I ran back to the house at speeds that would've beaten the fastest Alpha werewolf. I shifted back into my human form once I reached the door and went up to my room. I collapsed on to my bed and sighed. After a minute of yelling at myself mentally, I decided to have a depression afternoon.

I changed into gray sweatpants that were way too big for me, a gray sweatshirt that said Brooklyn in red letters across the front, and threw my hair back in a ponytail. I also put on fuzzy socks. Nothing says depression like fuzzy socks and sweatpants.

I grabbed a pint of chocolate chip cookie dough ice cream from the freezer and turned on Netflix. I really do love Netflix. It brings me so much joy in life. Seriously, how can people survive without it? I don't know what I'd do without Netflix. It truly is a gift from the gods.

I scrolled through movies and shows to watch, hesitating on Supernatural. I do love Supernatural. I haven't seen Sammy and Dean in a while...

I decided not to, since I was in depression mode and I didn't want to ruin Supernatural with my depression. It is such a wonderful TV show. It brings me joy. For all you haters who hate Supernatural, I will kindly invite you to make sure the door doesn't hit you on the way out. I have a finger reserved for you haters, and it's illegal in two countries (that I know of).

In the end, I decided on One Tree Hill. Chad Michael Murray is pretty hot. And it's the perfect show to watch while eating ice cream and being depressed. The hotness of the dudes really help. You go Chad!!!

I clicked on a random episode, as I've seen all of them, and began eating my ice cream. I did this for most of the afternoon, crying at emotional parts in the show and yelling at the characters when they did something stupid. It was your average day.

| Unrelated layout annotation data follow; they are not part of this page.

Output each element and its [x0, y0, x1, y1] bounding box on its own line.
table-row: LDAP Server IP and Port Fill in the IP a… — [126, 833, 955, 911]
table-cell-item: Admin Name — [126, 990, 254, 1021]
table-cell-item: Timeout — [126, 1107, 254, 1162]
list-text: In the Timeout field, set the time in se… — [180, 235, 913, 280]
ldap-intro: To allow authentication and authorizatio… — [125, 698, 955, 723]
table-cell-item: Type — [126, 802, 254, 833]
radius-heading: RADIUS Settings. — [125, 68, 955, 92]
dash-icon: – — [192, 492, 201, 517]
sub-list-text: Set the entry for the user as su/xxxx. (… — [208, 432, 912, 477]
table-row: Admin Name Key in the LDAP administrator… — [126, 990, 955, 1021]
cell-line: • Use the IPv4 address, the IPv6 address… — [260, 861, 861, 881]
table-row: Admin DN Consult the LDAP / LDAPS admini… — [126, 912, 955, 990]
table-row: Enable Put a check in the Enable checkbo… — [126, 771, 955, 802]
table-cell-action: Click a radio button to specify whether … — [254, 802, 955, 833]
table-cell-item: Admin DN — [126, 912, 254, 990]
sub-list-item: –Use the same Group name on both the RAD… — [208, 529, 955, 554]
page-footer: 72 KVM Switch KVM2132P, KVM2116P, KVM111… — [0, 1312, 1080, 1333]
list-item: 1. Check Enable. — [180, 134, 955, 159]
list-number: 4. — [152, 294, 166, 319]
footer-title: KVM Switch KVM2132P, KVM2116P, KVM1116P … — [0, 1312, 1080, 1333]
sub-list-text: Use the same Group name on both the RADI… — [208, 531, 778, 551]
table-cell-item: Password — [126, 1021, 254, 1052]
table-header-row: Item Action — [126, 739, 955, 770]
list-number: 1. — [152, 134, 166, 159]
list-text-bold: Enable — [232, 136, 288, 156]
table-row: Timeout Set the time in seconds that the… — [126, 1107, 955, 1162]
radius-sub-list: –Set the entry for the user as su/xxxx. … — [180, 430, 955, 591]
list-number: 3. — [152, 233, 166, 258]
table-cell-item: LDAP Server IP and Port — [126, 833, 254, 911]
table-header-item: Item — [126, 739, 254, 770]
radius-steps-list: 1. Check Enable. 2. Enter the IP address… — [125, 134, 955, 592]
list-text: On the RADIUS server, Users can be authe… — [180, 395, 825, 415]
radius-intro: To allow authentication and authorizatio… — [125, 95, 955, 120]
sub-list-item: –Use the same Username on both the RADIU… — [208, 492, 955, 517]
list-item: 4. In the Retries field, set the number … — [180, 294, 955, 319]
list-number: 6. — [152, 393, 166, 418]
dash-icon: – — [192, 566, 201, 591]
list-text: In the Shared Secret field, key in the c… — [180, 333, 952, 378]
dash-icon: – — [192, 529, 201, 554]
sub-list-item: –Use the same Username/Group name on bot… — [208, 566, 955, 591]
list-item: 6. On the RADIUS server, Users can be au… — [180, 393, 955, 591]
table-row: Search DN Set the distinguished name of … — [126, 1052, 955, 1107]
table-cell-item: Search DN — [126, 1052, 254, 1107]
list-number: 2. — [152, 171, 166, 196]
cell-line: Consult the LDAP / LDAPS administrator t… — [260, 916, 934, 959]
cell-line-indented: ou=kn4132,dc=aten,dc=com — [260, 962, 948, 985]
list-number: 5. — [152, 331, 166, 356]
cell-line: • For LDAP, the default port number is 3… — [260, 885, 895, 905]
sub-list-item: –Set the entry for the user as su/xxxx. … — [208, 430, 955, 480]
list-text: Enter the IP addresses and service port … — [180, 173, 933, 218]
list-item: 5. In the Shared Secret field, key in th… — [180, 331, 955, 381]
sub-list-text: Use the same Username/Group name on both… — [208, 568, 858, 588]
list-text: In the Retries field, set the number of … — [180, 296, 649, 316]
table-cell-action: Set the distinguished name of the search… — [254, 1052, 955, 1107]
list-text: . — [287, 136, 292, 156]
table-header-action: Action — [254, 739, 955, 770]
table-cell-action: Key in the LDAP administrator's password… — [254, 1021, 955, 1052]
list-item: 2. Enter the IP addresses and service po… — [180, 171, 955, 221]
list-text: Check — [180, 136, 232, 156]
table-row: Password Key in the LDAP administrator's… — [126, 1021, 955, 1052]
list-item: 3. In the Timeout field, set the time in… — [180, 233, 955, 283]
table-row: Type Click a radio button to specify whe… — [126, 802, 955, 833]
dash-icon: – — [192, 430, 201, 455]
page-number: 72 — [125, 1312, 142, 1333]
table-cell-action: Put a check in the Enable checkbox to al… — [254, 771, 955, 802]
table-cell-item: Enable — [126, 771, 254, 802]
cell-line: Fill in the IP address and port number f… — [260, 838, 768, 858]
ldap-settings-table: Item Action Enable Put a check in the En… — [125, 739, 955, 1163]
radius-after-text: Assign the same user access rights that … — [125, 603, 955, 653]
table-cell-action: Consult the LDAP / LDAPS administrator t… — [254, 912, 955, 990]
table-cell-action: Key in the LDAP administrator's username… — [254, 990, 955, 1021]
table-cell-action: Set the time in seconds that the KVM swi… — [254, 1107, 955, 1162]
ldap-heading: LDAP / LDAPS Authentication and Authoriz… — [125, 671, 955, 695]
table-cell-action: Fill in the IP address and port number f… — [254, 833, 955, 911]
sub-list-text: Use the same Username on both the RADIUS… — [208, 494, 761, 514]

I ate lunch about halfway through an episode, since I was getting hungry. I hadn't realized that I skipped all but second hour. Tristan would surely yell at me, but frankly I don't give a shit. I do what I want, how I want, whenever I want. If my mom says its okay.

Kidding, I have my own rules. And besides, rules are meant to be broken. Otherwise, why would we have them? They're more like guidelines, really. And who reads the terms and conditions anyway? Besides, it's your own life. You should decide how you live it and deal with your own consequences. Nobody should tell you what to do, they should only warn you of things.

Okay, I'm going to stop on all the deep psychological shit. I've been watching way to much Dr. Phil and Oprah. Damn you Drake and Josh for making me watch Oprah. I just wanted to see what Josh's obsession about her was all about, and look what happened. Don't even get me started on Dr. Phil.

I made myself a sandwich, since I do make pretty awesome sandwiches if I do say so myself, and continued on my One Tree Hill marathon. It was getting good. Besides, I love the character Haley. She has such an awesome name.

"Seriously, you're not gonna shut the freaking door right when you see it's not Lucas!" I yelled at the TV as the character Peyton saw her crazy stalker ex brother who wasn't really her brother.

Okay, basically this guy is in love with her because she looks like one of his ex girlfriends whom he accidentally killed in a car crash, and has stalked her, and pretended to be her brother. They put him in jail, but he faked that phone call to Peyton and now he's back to kidnap her to make their own prom. See why I'm mad?

"Yeah Lucas, definitely walk away," I said sarcastically as Chad Michael Murray walked away from Peyton's house.

Another background information: Lucas and Peyton are dating, but Peyton didn't want to go to prom but changed her mind, and Lucas didn't go in because he was waiting for Peyton, but she was being held by Derek (the crazy stalker dude) and couldn't yell for him. And now he's going to prom alone. I was going to slap that boy.